The administration has appealed multiple losses already, and members of Trump’s team have suggested they’ll file more appeals soon.

For some groups, litigating in the Trump era has meant taking on a broader variety of legal arguments than ever before. The Sierra Club has filed cases about public records requests, emergency power orders that keep aging coal plants open and other issues that didn’t come up during previous administrations, Spalding said.

Earthjustice — a national group that does not file its own litigation but represents other groups in court — has gotten involved in cases about immigration detention facilities and federal funding in a departure from its usual slate of topic areas, Sam Sankar, the senior vice president of programs for the organization, told NOTUS.

Jason Rylander, the legal director of the Center for Biological Diversity’s Climate Law Institute, called it “reacting defensively to all the various ways that this administration is undermining the law.”

This broadened legal strategy could backfire on these groups.

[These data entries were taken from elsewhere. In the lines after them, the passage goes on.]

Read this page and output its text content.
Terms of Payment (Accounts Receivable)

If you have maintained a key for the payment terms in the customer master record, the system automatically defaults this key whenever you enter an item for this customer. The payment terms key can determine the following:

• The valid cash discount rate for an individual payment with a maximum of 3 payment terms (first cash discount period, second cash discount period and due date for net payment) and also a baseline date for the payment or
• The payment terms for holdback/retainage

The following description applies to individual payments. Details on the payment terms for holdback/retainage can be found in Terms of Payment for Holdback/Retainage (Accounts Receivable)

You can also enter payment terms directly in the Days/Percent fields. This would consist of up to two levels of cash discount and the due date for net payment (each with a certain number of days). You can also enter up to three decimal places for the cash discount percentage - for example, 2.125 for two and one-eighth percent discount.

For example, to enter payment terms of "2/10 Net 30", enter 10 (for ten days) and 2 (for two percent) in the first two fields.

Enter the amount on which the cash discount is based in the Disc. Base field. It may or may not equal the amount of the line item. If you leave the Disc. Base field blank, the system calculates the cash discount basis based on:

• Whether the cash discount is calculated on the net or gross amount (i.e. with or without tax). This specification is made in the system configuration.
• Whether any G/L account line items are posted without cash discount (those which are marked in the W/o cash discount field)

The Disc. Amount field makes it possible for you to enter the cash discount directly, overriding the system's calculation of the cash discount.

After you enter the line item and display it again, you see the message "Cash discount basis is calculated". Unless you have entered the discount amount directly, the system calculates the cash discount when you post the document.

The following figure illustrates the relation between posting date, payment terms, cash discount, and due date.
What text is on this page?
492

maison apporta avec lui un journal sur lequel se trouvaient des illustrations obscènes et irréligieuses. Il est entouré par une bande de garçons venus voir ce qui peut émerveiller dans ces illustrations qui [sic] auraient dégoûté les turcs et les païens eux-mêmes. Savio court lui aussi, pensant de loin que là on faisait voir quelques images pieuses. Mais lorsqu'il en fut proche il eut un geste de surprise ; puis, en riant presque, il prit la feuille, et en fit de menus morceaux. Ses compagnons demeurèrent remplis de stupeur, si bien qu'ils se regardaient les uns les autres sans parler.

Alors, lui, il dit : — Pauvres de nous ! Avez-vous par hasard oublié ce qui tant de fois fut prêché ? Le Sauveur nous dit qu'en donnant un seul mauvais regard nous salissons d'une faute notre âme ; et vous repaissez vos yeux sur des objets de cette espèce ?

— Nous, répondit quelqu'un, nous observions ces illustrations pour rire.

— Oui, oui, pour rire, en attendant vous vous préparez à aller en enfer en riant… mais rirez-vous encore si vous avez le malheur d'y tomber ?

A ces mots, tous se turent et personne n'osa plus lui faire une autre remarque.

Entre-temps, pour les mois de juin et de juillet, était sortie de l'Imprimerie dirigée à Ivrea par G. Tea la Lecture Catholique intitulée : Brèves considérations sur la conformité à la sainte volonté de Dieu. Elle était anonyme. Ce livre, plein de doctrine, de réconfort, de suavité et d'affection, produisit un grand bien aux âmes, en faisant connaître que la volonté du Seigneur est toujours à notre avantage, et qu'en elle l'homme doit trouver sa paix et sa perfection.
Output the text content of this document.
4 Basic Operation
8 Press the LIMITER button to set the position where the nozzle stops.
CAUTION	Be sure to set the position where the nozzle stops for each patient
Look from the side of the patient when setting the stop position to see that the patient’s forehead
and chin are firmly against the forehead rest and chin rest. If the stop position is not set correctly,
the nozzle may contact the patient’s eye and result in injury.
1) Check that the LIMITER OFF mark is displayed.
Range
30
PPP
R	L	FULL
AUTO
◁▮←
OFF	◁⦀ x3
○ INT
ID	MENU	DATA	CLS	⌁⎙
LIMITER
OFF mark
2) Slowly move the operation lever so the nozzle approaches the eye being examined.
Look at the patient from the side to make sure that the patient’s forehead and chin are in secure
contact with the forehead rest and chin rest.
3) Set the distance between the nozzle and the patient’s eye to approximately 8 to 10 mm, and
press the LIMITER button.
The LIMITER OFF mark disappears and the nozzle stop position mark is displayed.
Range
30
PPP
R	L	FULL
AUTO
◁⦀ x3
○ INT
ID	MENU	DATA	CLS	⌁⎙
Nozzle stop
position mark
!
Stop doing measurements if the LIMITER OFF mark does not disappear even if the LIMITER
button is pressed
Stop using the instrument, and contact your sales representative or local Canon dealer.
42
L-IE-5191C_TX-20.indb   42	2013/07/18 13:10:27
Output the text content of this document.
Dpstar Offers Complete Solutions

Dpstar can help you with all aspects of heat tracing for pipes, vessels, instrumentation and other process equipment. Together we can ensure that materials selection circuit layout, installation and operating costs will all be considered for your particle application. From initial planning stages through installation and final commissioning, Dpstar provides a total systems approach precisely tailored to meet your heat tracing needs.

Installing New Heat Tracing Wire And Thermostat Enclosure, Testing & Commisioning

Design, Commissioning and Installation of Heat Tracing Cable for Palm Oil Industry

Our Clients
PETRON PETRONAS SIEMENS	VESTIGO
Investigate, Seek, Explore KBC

Appeals courts and the Supreme Court have thrown out multiple environmental cases in recent years over findings that advocacy groups don’t have the proper standing, or qualifications, to sue over some issues.

The uptick in lawsuits has also complicated an already tenuous public perception of environmental groups, some of which are on shaky ground because of internal dysfunction and a drop in support. The litigation ramp-up has prompted attacks from Trump himself, who has called environmental litigation “frivolous,” and from critics who say environmental lawsuits are costly for taxpayers, disrupt manufacturing and jobs and give the courts too much power around environmental decision-making.

Criticism of the groups’ legal approach overlooks that the “progressive NGO legal community is far, far smaller than Trump’s propaganda or industry propaganda would allow you to suggest,” Sankar at Earthjustice told NOTUS.

And not all environmental groups are flooding the courts with lawsuits.

“In the first administration, I think we wanted to challenge every rollback that came down, and we’re being more focused this time and looking at where we can have the greatest impact,” said Michael Wall, the chief litigation officer at the Natural Resources Defense Council.

The group filed 163 lawsuits against the first Trump administration, according to its own tracker, and has reported filing or intervening in more than 30 cases in Trump’s second term.

“We’ve sued, I think, every administration for the last 50 years in one way or another,” Wall said. “This administration, in some ways, has made our jobs both more challenging and easier, because it doesn’t seem to be particularly concerned about compliance with the law. It seems to have a kind of move fast and break things approach to environmental protection.”